How to recover old versions of documents
Did you know that Word could be making backup of your documents? This can be helpful if you want to return to an older version of your document.
- Click on File: Restore.
- You can return to the last saved version, or browse through various versions of your document.
How to recover old versions of documents via Time Machine
If you happen to have a Time Machine backup on an external drive you can roll back to a time when a deleted or corrupted file was still on your system.
Go to the folder where you'd hope to see your file, or an earlier verision of your file. You could even try the AutoRecovery folder mentioned above for example.
Open Time machine and flick back through the day, weeks or months to see if your file is there. We'll keep our fingers crossed for you.
Follow our Complete guide to Time Machine for instructions on how to recover your files.

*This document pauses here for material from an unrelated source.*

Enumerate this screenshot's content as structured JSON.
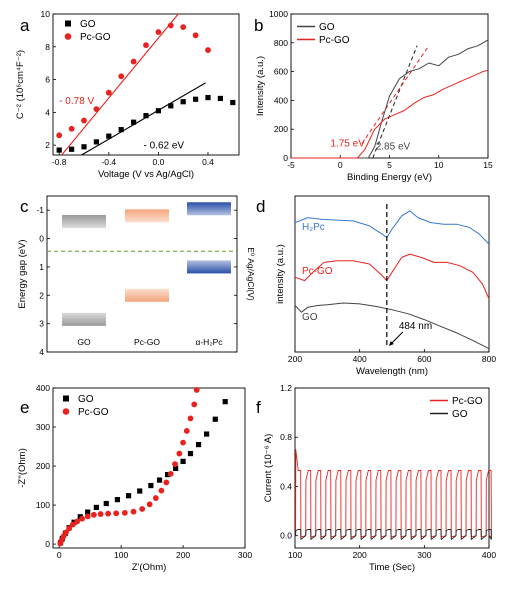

If you are unfortunate enough not to have a backup routine then we suggest beginning one immediately. Macs are very reliable machines, but there is always a risk of something going wrong, so it's best to protect yourself against potential disaster.
Try looking at our How to back up a Mac feature that highlights several solutions for this essential practice.
What if you never saved your file - if in a moment of madness you clicked on Don't Save rather than Save? It happens! Can you retrieve your file?
Recover lost docs from the Temporary folder
Your Mac also has a folder where it might temporarily keep files. The Temporary folder isn't easy to find though.
To find the Temporary folder, use Terminal (find it in Applications > Utilities > Terminal, or Spotlight search for Terminal by pressing Command + Space.
- Open Terminal
- Type: open $TMPDIR
- Press Enter.
Inside this TMP folder you’ll should find a folder called Temporaryitems. It's possible that your document might be inside.
Tips to avoid lost Word files
Save first, Save often
It goes without saying that you should save frequently especially if your Mac can be a bit unreliable.
You may be able to rely on Word autosaving for you, but remember that you have to save the file first to really benefit from Autosave.
Changing the autosave frequency
A helpful thing to know is that you can reduce the gaps between autosaves on Word for Mac. By default they are set at ten minute intervals, but it's easy to make them more frequent.
In Word go up to the Menu bar at the top of the screen and click on Word. From the dropdown menu select Preferences and then in the Output and Sharing section you'll see a disk icon named Save. Click this and you'll now be able to adjust the time between saves by entering a value into the 'Save every X minutes' box at the bottom.
While it might be tempting to set it as low as possible, bear in mind that Word's performance will be hampered slightly if it's saving every minute, especially if you are working on a big file. Experiment to see what setting works best for you.